When IP Isn't Enough


If you’ve already started transitioning your broadcast plant and workflows to IP, you’ve no doubt discovered one of life’s greatest ironies.

IP, it turns out, knows very little about the successful delivery of media.

IP can bring unbelievable adaptability and extendability to audio for live remote production. But you’ll still need a way to bring audio into the network, prioritize it to reduce packet dropouts and other quality issues, plus manage, process and do all those things you normally do with audio.

In short, you’ll need something that talks both IP and audio, and knows AES67. That’s where WheatNet-IP audio I/O BLADEs come in.

For example, the M4IP-USB BLADE is used at remote venues and in studios as an interface between the network and up to four microphones. It’s essentially a four-channel mic processor with four XLR inputs and an Ethernet output port, with parametric EQ, de-esser and compressors for each channel – all of which can be set and adjusted from a laptop. The M4IP-USB also has two 8-channel utility mixers that you can assign to be a very low latency IFB subsystem and/or premixer with remote control capability in a network of other BLADEs. It includes built-in silence detection on all outputs with auto switchover and auto fall back for enhanced operational reliability, and USB ports for ingesting audio directly from computers and other devices. And most importantly, as an I/O BLADE, it can route audio streams to anywhere in the network.

The M4IP-USB can be used as a standalone BLADE, or it can be part of a network of BLADEs to form a WheatNet-IP audio network. It can also be interfaced to just about any analog or digital mixer that takes AES or analog audio, and as an AES67 compatible unit, it can be interfaced into any IP audio network that has AES67 (such as Dante®).

But what if you needed to bring in audio from a camera or other HD-SDI source? We have a BLADE for that, too. Our HD-SDI BLADE can ingest audio from video production automation systems, routers, and other professional video equipment that use HD-SDI. It de-embeds multiple audio channels from HD-SDI streams so you can mix, process or simply route audio to your console for final broadcast. It is capable of de-embedding up to four HD-SDI streams, and up to eight audio channels per stream, and this BLADE also has all the standard built-in features like utility mixers and AES67 compatibility, so you can use it for IFB and interface it to all the same networks as our mic processor BLADE. 

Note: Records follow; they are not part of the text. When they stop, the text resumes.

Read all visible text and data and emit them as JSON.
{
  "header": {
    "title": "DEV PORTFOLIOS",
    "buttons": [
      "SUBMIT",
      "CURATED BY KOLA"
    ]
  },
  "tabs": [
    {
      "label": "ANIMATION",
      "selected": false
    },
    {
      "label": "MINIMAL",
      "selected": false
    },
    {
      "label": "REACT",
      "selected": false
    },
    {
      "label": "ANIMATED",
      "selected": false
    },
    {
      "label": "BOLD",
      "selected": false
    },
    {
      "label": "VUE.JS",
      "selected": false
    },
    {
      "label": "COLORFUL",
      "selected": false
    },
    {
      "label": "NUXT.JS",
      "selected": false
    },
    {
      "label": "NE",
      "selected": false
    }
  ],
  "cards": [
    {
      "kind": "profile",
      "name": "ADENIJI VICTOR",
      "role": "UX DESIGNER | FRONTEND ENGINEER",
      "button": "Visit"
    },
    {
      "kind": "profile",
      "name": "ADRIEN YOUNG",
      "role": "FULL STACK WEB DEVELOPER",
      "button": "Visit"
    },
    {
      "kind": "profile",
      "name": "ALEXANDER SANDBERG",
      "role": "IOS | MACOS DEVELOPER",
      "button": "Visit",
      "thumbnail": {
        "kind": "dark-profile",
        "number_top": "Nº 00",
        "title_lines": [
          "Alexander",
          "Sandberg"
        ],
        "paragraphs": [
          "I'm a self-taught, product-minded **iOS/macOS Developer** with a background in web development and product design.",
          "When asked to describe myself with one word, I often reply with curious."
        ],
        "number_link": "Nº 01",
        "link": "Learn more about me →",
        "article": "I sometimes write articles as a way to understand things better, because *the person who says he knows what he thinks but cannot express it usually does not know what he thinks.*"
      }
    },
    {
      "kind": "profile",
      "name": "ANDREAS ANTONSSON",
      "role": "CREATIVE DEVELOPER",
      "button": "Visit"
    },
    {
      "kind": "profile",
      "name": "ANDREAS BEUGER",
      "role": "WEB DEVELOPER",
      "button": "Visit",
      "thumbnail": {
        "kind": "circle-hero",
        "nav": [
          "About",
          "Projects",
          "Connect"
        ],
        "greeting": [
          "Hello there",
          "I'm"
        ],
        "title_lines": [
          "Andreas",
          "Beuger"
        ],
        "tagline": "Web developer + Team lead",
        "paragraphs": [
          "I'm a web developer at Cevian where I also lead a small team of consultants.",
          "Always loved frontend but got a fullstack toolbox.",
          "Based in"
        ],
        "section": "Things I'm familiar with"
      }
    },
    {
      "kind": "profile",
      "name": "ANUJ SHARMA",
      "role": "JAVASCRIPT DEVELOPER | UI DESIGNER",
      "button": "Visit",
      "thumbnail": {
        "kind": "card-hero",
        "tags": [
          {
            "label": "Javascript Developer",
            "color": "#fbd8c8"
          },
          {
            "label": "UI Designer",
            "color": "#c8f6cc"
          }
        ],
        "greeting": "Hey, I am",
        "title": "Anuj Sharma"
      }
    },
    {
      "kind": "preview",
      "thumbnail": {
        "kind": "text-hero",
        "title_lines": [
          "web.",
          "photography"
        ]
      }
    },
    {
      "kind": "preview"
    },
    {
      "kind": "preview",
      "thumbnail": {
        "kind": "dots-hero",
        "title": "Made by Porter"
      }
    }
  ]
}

We also have a MADI BLADE for exchanging up to 64 bidirectional channels (AES10) of audio between our WheatNet-IP audio network and any MADI-compatible intercom system, TDM router, ProTools system or DAW. You can roll your production truck into a venue and plug the MADI BLADE into the house MADI system for intercoms and mixing, and use its IP connectivity for backhauling to the main studio located elsewhere.

Wheatstone has 11 different flavors of BLADEs, any of which can be connected together into a WheatNet-IP audio network to provide resources and utilities for specific IP audio applications.

SNMP. Because Networks Don’t Get Smaller.


Networks never seem to get smaller. They expand and grow and get more complicated. If you plan to follow along, you will want to look into SNMP monitoring and management tools.

Just about anything that hangs off an IP network can be monitored using Simple Network Management Protocol (SNMP), which is used to monitor and manage data from servers, switches, hubs and IP audio networks like our WheatNet-IP.

SNMP monitoring can tell you if a particular port is dropping packets or if a device is heating up and about to fail. It can show you data packets coming in or going out, by the port or by the link, and from the mic processors on out to the transmitter.

Not all network devices, or even IP audio networks, have SNMP monitoring capability. They need to generate MIB, or Management Information Base, files. For example, the BLADE I/O access units that make up our WheatNet-IP network each have a unique MIB file with hundreds of data points, and each BLADE has a unique object address in the network for SNMP monitoring and alerting purposes.

This data can be useful for alerting you by email or text if silence is detected by a critical BLADE in the network, for example.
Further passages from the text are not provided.